Whether visiting Osaka for business, to take in the sights or as a night’s stop before tackling the hour-long journey to Kyoto, The Ritz-Carlton Osaka is an easy choice for indulgent rest and recovery.
As you approach the old English-manor style building in Umeda district, you almost forget you’re in Asia as suited, top hat-wearing doormen smile warmly and hold open heavy cherry doors. If it’s not your first visit, don’t be surprised if you’re greeted by name. It’s these personal touches that keep this chain perennially near the top of the hotel heap.
The same feeling continues throughout the lobby. From chandeliers to European paintings to a grand piano being beautifully played, we wanted to linger even though check-in was as efficient as expected.
The hotel has 291 well-appointed rooms including four suites, two Japanese-style keys and two Western-style offerings. Going for a rich mix of European finishings, guests enjoy plush sofas, carpets and drapes that frame city views, many of nearby bustling Osaka Station.
Expect sumptuous bedding, plentiful minibars with espresso makers and tasteful marble bathrooms – with the latest Japanese washlets, of course – and amenities from Asprey. No need to pack pyjamas for your stay, either, The Ritz has taken care of that detail, providing starched white classic men’s style pyjamas in guest rooms. We enjoyed an early morning laze in our hotel pyjamas with an espresso, watching the city below come to life.
With indoor and outdoor pools, whirlpool, gym and spa, guests will have no trouble finding healthy ways to pass the time at The Ritz-Carlton Osaka.
When leaving the hotel, a large, well-outfitted corridor runs beneath the building, connecting to both the train station and a high-end shopping centre for convenience in inclement weather.
Hosting a Michelin-starred eatery among a host of other beloved options, guests barely need to leave the hotel to take in the best of the city’s dining. From Japanese fine dining at Hanagatami to the starred La Baie to dimsum at Xiang Tao and all-day dining at Splendido, it’s hard to make a choice here.
The Bar offers not just a 100-entry whisky menu, well-made cocktails, wine and beer, but entertainment as well. With a bit of flair bartending on offer and live music in the evenings, it’s a perfect stop for before or after an evening out in Osaka.

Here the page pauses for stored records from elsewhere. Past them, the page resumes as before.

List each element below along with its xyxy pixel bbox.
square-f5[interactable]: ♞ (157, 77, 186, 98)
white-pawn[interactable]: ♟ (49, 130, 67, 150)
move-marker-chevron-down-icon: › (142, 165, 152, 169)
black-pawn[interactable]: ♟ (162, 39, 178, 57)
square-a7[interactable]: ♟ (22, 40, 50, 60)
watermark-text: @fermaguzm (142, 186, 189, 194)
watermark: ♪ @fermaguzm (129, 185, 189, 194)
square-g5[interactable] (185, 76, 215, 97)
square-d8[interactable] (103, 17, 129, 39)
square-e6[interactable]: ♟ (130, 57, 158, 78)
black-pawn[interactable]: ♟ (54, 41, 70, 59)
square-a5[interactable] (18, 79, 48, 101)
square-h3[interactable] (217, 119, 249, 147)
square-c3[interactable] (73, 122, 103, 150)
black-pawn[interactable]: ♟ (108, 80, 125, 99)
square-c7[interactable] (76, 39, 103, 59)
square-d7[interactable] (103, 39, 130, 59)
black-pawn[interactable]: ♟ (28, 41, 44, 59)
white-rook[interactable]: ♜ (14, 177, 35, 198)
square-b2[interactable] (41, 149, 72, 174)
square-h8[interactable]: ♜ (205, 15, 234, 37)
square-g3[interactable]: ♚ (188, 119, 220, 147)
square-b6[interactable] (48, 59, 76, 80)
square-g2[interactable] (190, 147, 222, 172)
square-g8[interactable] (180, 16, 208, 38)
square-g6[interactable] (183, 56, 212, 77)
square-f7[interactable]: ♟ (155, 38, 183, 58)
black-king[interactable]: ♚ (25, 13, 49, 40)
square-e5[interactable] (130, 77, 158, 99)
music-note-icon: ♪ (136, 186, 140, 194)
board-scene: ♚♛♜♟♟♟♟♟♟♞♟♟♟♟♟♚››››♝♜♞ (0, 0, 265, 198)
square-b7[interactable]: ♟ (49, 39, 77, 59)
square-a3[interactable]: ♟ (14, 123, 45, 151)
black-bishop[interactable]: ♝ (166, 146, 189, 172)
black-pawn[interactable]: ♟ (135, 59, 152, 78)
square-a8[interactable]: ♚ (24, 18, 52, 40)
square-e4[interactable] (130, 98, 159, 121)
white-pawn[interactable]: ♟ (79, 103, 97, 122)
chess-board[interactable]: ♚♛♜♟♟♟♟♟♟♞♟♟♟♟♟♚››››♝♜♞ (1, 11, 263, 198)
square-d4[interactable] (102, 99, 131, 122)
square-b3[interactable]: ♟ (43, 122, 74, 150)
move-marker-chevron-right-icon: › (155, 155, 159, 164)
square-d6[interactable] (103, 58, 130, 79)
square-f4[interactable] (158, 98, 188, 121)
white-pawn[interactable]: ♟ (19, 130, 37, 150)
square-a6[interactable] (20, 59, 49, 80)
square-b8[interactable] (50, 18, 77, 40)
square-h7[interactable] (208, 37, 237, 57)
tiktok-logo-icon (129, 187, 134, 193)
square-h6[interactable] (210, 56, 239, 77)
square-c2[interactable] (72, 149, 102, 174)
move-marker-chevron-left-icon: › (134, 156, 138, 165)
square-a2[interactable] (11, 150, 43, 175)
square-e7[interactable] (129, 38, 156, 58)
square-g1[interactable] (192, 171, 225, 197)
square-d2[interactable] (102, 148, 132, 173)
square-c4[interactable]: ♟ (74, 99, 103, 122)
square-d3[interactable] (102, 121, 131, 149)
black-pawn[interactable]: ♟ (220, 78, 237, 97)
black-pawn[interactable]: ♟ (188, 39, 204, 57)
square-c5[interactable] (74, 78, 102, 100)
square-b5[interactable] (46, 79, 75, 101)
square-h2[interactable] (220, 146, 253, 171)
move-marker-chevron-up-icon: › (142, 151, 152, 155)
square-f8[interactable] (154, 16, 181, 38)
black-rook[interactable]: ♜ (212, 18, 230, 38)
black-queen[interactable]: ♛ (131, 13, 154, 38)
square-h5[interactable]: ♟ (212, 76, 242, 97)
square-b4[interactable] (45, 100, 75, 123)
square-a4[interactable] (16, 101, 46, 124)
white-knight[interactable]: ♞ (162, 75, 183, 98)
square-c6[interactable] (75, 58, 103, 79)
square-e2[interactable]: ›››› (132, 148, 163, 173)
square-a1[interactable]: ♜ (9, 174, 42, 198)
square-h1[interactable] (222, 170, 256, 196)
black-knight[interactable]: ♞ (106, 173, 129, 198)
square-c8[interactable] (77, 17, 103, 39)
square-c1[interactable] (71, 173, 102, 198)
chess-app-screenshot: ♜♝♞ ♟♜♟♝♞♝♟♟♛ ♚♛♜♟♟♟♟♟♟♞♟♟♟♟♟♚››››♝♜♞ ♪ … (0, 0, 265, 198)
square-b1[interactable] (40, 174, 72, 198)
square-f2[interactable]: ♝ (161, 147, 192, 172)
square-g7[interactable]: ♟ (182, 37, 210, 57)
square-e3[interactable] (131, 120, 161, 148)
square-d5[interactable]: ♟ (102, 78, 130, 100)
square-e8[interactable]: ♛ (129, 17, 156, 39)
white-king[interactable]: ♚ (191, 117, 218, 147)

For a quieter cocktail, the Lobby Lounge won’t disappoint, but this ground-level offering really shines for English-style afternoon high tea, where we gorged on a tower of decadent cakes, breads and English Breakfast tea. Since we were still in Japan, cupboards lined the walls displaying the tagged bottles of whisky belonging to the lounge’s regulars.
Hanagatami offers a setting inspired by Japanese gardens and chefs that perform live cooking in sushi, teppanyaki, sumibiyaki, kaiseki, and tempura sections of the high-end restaurant. Whereas French offering La Baie, with a coveted 2020 Michelin star, has traditional and inventive menu offerings that go heavy on meat and shellfish and a can’t-miss wine list.
Taking a luxurious Club Suite will net guests a living room with an oversized work desk and cosy living room, many even feature velvet chaise longues by the windows to take in the stunning city skyline.
But the thing that a Club Suite really offers is access to the Club Lounge, a lounge that some have called among the world’s best, offering excellent food and drink and the hotel’s best breakfast options. We were not disappointed by the morning’s repast of smoked salmon, pastries and a la carte offerings, including a sublime truffle omelette.
Whether it’s an innovative conference or a lavish wedding, The Ritz Carlton Osaka shines when it comes to MICE. From the intimate Cricket Room for a group of 12 to The Grand Ballroom with space for 1,500 guests, groups of any size will feel welcome here. They have onsite audiovisual experts and state-of-the-art equipment and can suit a range of dining options and dietary requirements.
Unique offerings here include sushi-making team-building workshops with renowned chefs and Japanese theme parties. They also work with live entertainers that specialise in jazz, opera, gospel and traditional Japanese music to ensure that your event is memorable.
All in all, we’d quickly book another stay at this European gem on our next trip to Osaka.